2. Basic Concepts of Type Theory

Basic Concepts of Type Theory

In Type Theory, types are fundamental constructs that classify various entities in a formal system.

Each entity, known as a term, is assigned a type, indicating its nature or category.

Terms represent objects, values, or expressions within the system, while types categorize these terms based on their properties.

For example, in a simple type system, we might have types such as Bool, Nat, and λ, and corresponding terms like true, 42, and λx.x.

Judgments are statements or propositions about the relationship between terms and types, indicating whether a term belongs to a particular type.

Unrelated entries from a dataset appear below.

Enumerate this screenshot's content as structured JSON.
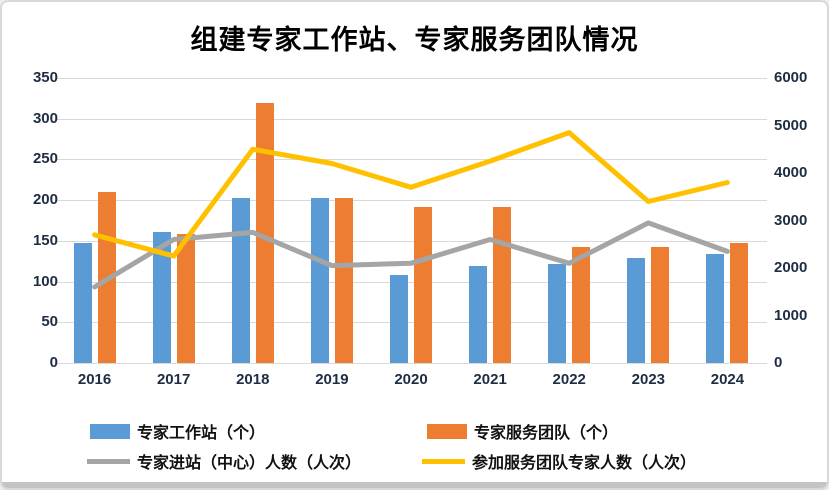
{
  "chart_data": {
    "type": "combo-bar-line",
    "title": "组建专家工作站、专家服务团队情况",
    "categories": [
      "2016",
      "2017",
      "2018",
      "2019",
      "2020",
      "2021",
      "2022",
      "2023",
      "2024"
    ],
    "series": [
      {
        "name": "专家工作站（个）",
        "type": "bar",
        "axis": "left",
        "color": "#5B9BD5",
        "values": [
          147,
          161,
          203,
          203,
          108,
          119,
          122,
          129,
          134
        ]
      },
      {
        "name": "专家服务团队（个）",
        "type": "bar",
        "axis": "left",
        "color": "#ED7D31",
        "values": [
          210,
          158,
          319,
          203,
          191,
          191,
          142,
          142,
          147
        ]
      },
      {
        "name": "专家进站（中心）人数（人次）",
        "type": "line",
        "axis": "right",
        "color": "#A5A5A5",
        "values": [
          1600,
          2600,
          2750,
          2050,
          2100,
          2600,
          2100,
          2950,
          2350
        ]
      },
      {
        "name": "参加服务团队专家人数（人次）",
        "type": "line",
        "axis": "right",
        "color": "#FFC000",
        "values": [
          2700,
          2250,
          4500,
          4200,
          3700,
          4250,
          4850,
          3400,
          3800
        ]
      }
    ],
    "left_axis": {
      "min": 0,
      "max": 350,
      "step": 50,
      "ticks": [
        0,
        50,
        100,
        150,
        200,
        250,
        300,
        350
      ]
    },
    "right_axis": {
      "min": 0,
      "max": 6000,
      "step": 1000,
      "ticks": [
        0,
        1000,
        2000,
        3000,
        4000,
        5000,
        6000
      ]
    },
    "grid": true,
    "legend_position": "bottom",
    "colors": {
      "grid": "#d9d9d9",
      "axis_text": "#1f2d42",
      "title_text": "#000000"
    }
  }
}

In a type judgment, we use notation like term : type to express that a given term is of a specific type.

For instance, true : Bool indicates that the term true belongs to the type Bool.

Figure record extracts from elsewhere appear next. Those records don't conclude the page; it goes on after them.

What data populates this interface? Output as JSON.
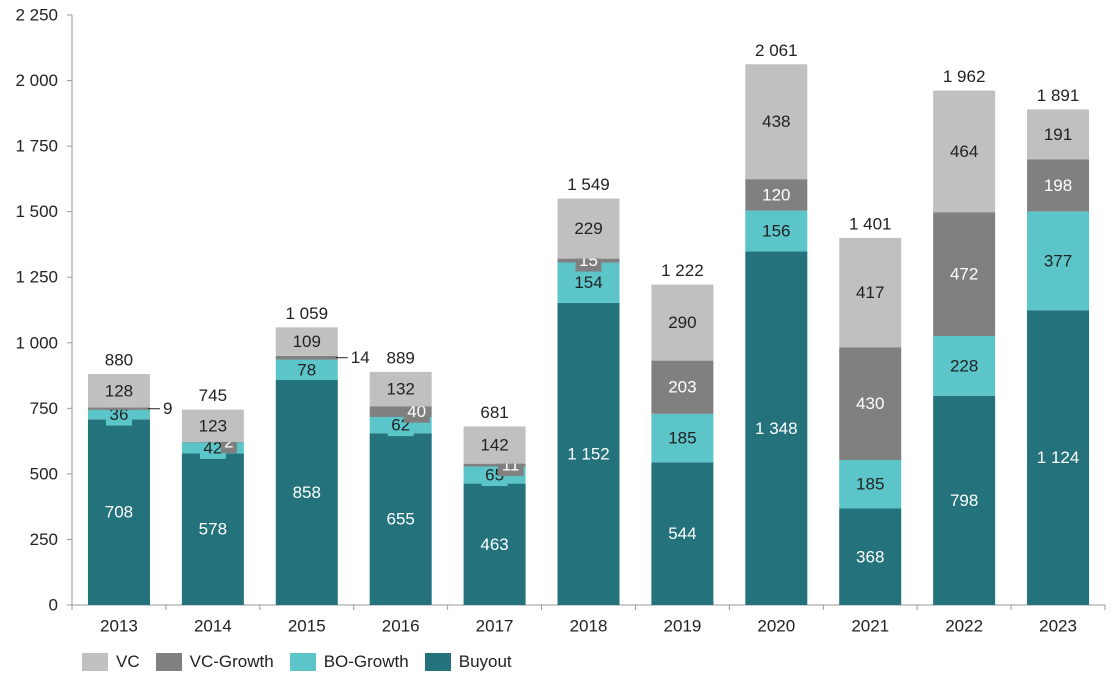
{
  "chart_data": {
    "type": "bar",
    "stacked": true,
    "categories": [
      "2013",
      "2014",
      "2015",
      "2016",
      "2017",
      "2018",
      "2019",
      "2020",
      "2021",
      "2022",
      "2023"
    ],
    "series": [
      {
        "name": "Buyout",
        "color": "#23727c",
        "values": [
          708,
          578,
          858,
          655,
          463,
          1152,
          544,
          1348,
          368,
          798,
          1124
        ]
      },
      {
        "name": "BO-Growth",
        "color": "#5bc5ca",
        "values": [
          36,
          42,
          78,
          62,
          65,
          154,
          185,
          156,
          185,
          228,
          377
        ]
      },
      {
        "name": "VC-Growth",
        "color": "#808080",
        "values": [
          9,
          2,
          14,
          40,
          11,
          15,
          203,
          120,
          430,
          472,
          198
        ]
      },
      {
        "name": "VC",
        "color": "#c0c0c0",
        "values": [
          128,
          123,
          109,
          132,
          142,
          229,
          290,
          438,
          417,
          464,
          191
        ]
      }
    ],
    "totals": [
      "880",
      "745",
      "1 059",
      "889",
      "681",
      "1 549",
      "1 222",
      "2 061",
      "1 401",
      "1 962",
      "1 891"
    ],
    "value_labels": {
      "Buyout": [
        "708",
        "578",
        "858",
        "655",
        "463",
        "1 152",
        "544",
        "1 348",
        "368",
        "798",
        "1 124"
      ],
      "BO-Growth": [
        "36",
        "42",
        "78",
        "62",
        "65",
        "154",
        "185",
        "156",
        "185",
        "228",
        "377"
      ],
      "VC-Growth": [
        "9",
        "2",
        "14",
        "40",
        "11",
        "15",
        "203",
        "120",
        "430",
        "472",
        "198"
      ],
      "VC": [
        "128",
        "123",
        "109",
        "132",
        "142",
        "229",
        "290",
        "438",
        "417",
        "464",
        "191"
      ]
    },
    "ylim": [
      0,
      2250
    ],
    "yticks": [
      "0",
      "250",
      "500",
      "750",
      "1 000",
      "1 250",
      "1 500",
      "1 750",
      "2 000",
      "2 250"
    ],
    "ytick_values": [
      0,
      250,
      500,
      750,
      1000,
      1250,
      1500,
      1750,
      2000,
      2250
    ],
    "grid": false,
    "legend_position": "bottom-left"
  }
}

Lab Activity: Simple Type Checking

Let's implement a basic type checker for a simple language with Boolean and Natural Number types.

def type_check(term):
    if term in ["true", "false"]:
        return "Bool"
    elif term.isdigit():
        return "Nat"
    else:
        raise ValueError("Unknown term")

def main():
    terms = ["true", "42", "add", "hello"]
    for term in terms:
        try:
            result = type_check(term)
            print("Term:", term, "Type:", result)
        except ValueError as e:
            print("Error:", e)

if __name__ == "__main__":
    main()
  

The `type_check` function takes a term as input and returns its type if it belongs to a known type category, otherwise raises an error.

We define the type categories based on the known terms such as Boolean literals and natural numbers.

You can then test the type checker with various terms and observe the judgments made about their types.